I had lied to God. I said I wanted to follow Him but then I turned back. More persecution came and I went further and further from God. Until I realized that God was not leaving me. I had given Him a promise and I was not keeping it. But the Lord was not giving up on me.
There was more and more pressure. Ken was so strong even with much persecution from his family and he gave me a good example. I became stronger, but I wanted to keep my faith in my heart because if I would announce I was following Jesus it would bring trouble in our community.
During this time, the Lord showed me many miracles; but I wanted to deny them because the persecution was so hard. I believed but had doubts and kept telling myself that Christianity was the wrong way. My uncle and his wife had been married 10 years without children. I told Ken to bring the other believers in our city and have them pray for her. After one month, she was pregnant. And my faith was strengthened.
Then Ken’s brothers persecuted him. They took all of the inheritance from their father (money that we should have had to live on) and even took Ken’s own shop from him. One of his brothers called Ken to meet with him and when he did, he cornered Ken in a room, locked the door and began stabbing him with a knife. Somehow Ken got away and ran to my father’s house. Ken called me in the middle of the night to come to him. When I got there, I saw him with his clothes torn and he was stabbed and bloody. The next day, his mother came and told him he deserved to be killed by his brother’s hand because he had converted. And my faith was weakened.
There was a series of miracles and persecution. I felt like I would take one step forward in my faith and then persecution would come and I would take three steps backward.

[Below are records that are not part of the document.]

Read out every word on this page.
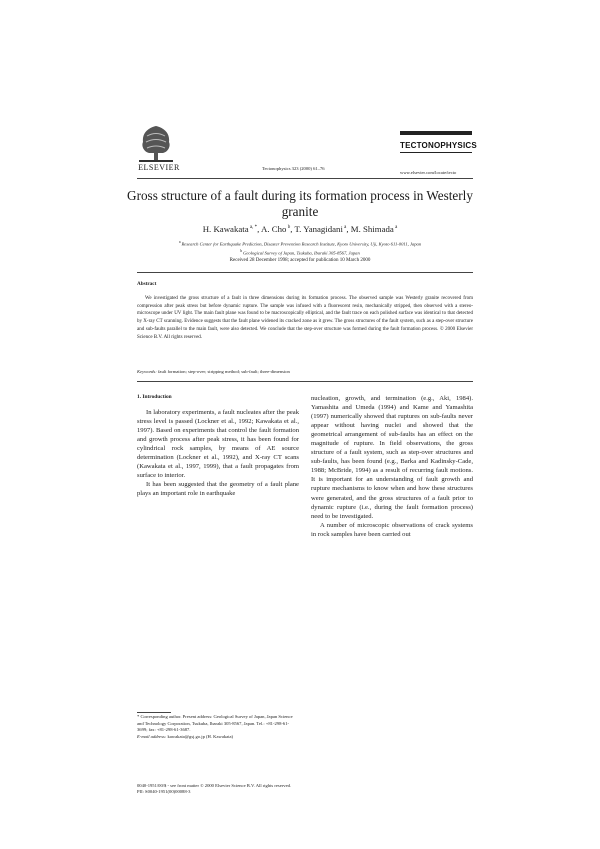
ELSEVIER	Tectonophysics 323 (2000) 61–76
TECTONOPHYSICS
www.elsevier.com/locate/tecto
Gross structure of a fault during its formation process in Westerly granite
H. Kawakata $^{a, *}$, A. Cho $^b$, T. Yanagidani $^a$, M. Shimada $^a$
$^a$ Research Center for Earthquake Prediction, Disaster Prevention Research Institute, Kyoto University, Uji, Kyoto 611-0011, Japan
$^b$ Geological Survey of Japan, Tsukuba, Ibaraki 305-8567, Japan
Received 28 December 1998; accepted for publication 10 March 2000
Abstract
We investigated the gross structure of a fault in three dimensions during its formation process. The observed sample was Westerly granite recovered from compression after peak stress but before dynamic rupture. The sample was infused with a fluorescent resin, mechanically stripped, then observed with a stereo-microscope under UV light. The main fault plane was found to be macroscopically elliptical, and the fault trace on each polished surface was identical to that detected by X-ray CT scanning. Evidence suggests that the fault plane widened its cracked zone as it grew. The gross structures of the fault system, such as a step-over structure and sub-faults parallel to the main fault, were also detected. We conclude that the step-over structure was formed during the fault formation process. © 2000 Elsevier Science B.V. All rights reserved.
Keywords: fault formation; step-over; stripping method; sub-fault; three-dimension
1. Introduction

In laboratory experiments, a fault nucleates after the peak stress level is passed (Lockner et al., 1992; Kawakata et al., 1997). Based on experiments that control the fault formation and growth process after peak stress, it has been found for cylindrical rock samples, by means of AE source determination (Lockner et al., 1992), and X-ray CT scans (Kawakata et al., 1997, 1999), that a fault propagates from surface to interior.

It has been suggested that the geometry of a fault plane plays an important role in earthquake

nucleation, growth, and termination (e.g., Aki, 1984). Yamashita and Umeda (1994) and Kame and Yamashita (1997) numerically showed that ruptures on sub-faults never appear without having nuclei and showed that the geometrical arrangement of sub-faults has an effect on the magnitude of rupture. In field observations, the gross structure of a fault system, such as step-over structures and sub-faults, has been found (e.g., Barka and Kadinsky-Cade, 1988; McBride, 1994) as a result of recurring fault motions. It is important for an understanding of fault growth and rupture mechanisms to know when and how these structures were generated, and the gross structures of a fault prior to dynamic rupture (i.e., during the fault formation process) need to be investigated.

A number of microscopic observations of crack systems in rock samples have been carried out

* Corresponding author. Present address: Geological Survey of Japan, Japan Science and Technology Corporation, Tsukuba, Ibaraki 305-8567, Japan. Tel.: +81-298-61-3699; fax: +81-298-61-3687.
E-mail address: kawakata@gsj.go.jp (H. Kawakata)
0040-1951/00/$ - see front matter © 2000 Elsevier Science B.V. All rights reserved.
PII: S0040-1951(00)00088-3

Ken became broken and hopeless after his brother attacked him. We sold everything and he moved to find work. I stayed in our country alone. I would attend Christian meetings in secret. My brothers were always telling me I was not a good person and my morality was bad because I would spend time with Christian people. I told him Christianity was better. He wouldn’t speak to me. My sister wouldn’t play with my young son because he was the son of a Christian. She would say harsh things to me and kick me out of the house. My parents were good to me through all of this and they would tell my siblings to be quiet. But I didn’t tell Ken what was happening because I didn’t want him to be more burdened because of my persecution.
The persecution was too much for me and, since I was in one country and Ken was in another, I told him, “I don’t want this anymore. I’m tired. I don’t want this pressure. I don’t want to believe in God anymore. Why is all this persecution and hardship happening if this is the right path?” But Ken never let go of me and he kept encouraging me with the Scriptures.
Then one night before I slept, I said, “If you are God…if you are the right path…show me.” I had a dream and in my dream I was shouting, “Lord Jesus! Lord Jesus!” When I awoke, I had a faith in me again to call on Jesus’ name.
Since that dream, the Lord has really been working in my heart. I began taking steps forward in faith. I moved and was reunited with Ken and our life began moving forward. There are still hardships and weaknesses, but God has done a great work. God is using us to bless others and I am continually blessed by my husband.